Running LLMs locally is mostly a memory bandwidth problem. For single-user inference the GPU or Apple Silicon almost always waits on memory. Every token needs the model's weights pulled across the bus, so if you know the bandwidth of the memory the weights live in, and how big the weights are, you can get a decent estimate of tokens/sec before spending anything.

The calculator below does exactly that. Pick your hardware tiers, the model you want to run, and the quantization. It tells you roughly how fast it'll go.

Primary memory GPU VRAM or Apple unified memory
System RAM falls back here if the model doesn't fit above
SSD last-resort streaming from disk
Model
Context & KV cache Llama 3 70B fp16 ~320 KB/token, 8B ~128, Mistral 7B GQA ~64
- tokens/sec
Memory footprint -
How this is calculated

LLM inference on a single user is almost always memory-bandwidth bound. Every generated token requires the model's weights plus the full KV cache to be read from memory. So the speed ceiling is roughly bandwidth ÷ bytes read per token.

Weights bytes per token: full model size for a dense model, active parameter size for MoE (e.g. Mixtral 8x7B: 47B total, 13B active). Model size = params × bytes-per-param (int4 = 0.5, int8 = 1, fp16 = 2, etc.).

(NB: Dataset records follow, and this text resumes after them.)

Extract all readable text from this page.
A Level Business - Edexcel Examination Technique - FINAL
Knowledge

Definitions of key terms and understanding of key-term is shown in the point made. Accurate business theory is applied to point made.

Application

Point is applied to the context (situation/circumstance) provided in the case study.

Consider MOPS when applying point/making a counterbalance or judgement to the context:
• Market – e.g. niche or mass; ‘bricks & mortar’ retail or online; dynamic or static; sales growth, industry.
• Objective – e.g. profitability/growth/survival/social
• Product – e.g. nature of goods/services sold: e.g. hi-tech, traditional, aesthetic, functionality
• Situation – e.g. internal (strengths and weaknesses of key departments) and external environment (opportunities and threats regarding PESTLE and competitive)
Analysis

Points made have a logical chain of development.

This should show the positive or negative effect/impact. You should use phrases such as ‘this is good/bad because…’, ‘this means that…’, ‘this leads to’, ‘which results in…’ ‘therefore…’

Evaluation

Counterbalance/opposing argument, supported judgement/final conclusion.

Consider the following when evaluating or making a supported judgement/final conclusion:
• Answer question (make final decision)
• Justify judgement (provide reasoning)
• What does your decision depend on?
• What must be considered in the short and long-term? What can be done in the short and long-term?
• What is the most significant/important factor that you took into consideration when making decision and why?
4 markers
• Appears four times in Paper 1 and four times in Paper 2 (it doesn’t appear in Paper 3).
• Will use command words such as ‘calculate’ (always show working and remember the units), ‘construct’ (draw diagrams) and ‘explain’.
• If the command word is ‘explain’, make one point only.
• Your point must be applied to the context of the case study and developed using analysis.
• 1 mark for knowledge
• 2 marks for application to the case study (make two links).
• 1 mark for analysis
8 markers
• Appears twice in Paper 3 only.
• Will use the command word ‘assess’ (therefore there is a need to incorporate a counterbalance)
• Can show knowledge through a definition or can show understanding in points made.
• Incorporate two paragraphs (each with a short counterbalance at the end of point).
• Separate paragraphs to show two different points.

KV cache is read in full every token regardless of MoE. Total KV cache = context length × KV cache per token. Typical values for modern GQA models: Llama 3 70B fp16 ~320 KB/token, Llama 3 8B ~128 KB, Mistral 7B ~64 KB, Qwen 32B ~64 KB. Halve for fp8 quantization.

Allocation follows llama.cpp's default: the KV cache is pinned to primary memory, and weights fill whatever's left, spilling to system RAM then SSD. This means a 70B dense model whose weights spill to RAM will still have attention running at GPU speed, with only the FFN layers paying the RAM penalty. For MoE, only active experts are read per token, so weights in RAM hurt far less than they would for a dense model of the same total size. With Apple unified memory, there is no separate system RAM tier.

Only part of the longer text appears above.